"it is .NET Core 3.0 which will get devs excited." really?
you sure about that?
I strongly suspect it is all more lipstick on the boar, and on the non-oinky end. again. wheeeeee.
when ".Net" was first conceived, back in the early noughties, it was for an IIS web back end. Its overall design looks more like what "they" (the object-oriented evangelists) want EVERYTHING to look like. At least, that's my perception of it.
Then MS tried to shove this down the throat of EVERY developer, in EVERY version of DevStudio, by requiring you to JUMP THROUGH HOOPS to EXCLUDE it from your C/C++ build. I mean, WHO wants that monolithic do-nothing "you must have the latest" '.Net runtime' thing installed along with your application?
Granted, the DevStudio hoops aren't THAT difficult, but it requires some specific targeted "un-tick the box" settings changes in the project, and a careful test at the end to see if it's STILL hauling in ".Not" as a dependency. It's the fact that you HAVE to do them in the FIRST place that bugs me.
To think that non-windows developers might actually USE this is laughable. Ok maybe one or two. But still...

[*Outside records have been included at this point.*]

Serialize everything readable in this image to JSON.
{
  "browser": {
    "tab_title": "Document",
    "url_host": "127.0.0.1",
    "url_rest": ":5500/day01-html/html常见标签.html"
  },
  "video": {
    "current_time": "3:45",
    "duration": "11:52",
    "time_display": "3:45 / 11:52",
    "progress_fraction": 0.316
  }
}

Remember how much *hate* there was when Gnome added 'tomboy' as a dependency, which THEN caused all of the mono stuff to install along with Gnome? I do. In particular, one of the Debian packages did this. I'm not 100% sure it was all gnome desktops, in case it wasn't. But that was enough for me. I went out of my way to make sure tomboy and all of that ".Not"/mono garbage was OFF of the system!
Well maybe devs WILL get 'excited'. But perhaps that word does not mean what you THINK it means...
icon because 'facepalm'
The news I'd lke to see: a C language toolkit that wraps Win32 API calls and runs on X11-based systems with unmodified Win32 API code. You know, like 'Wine' except sanctioned by MS.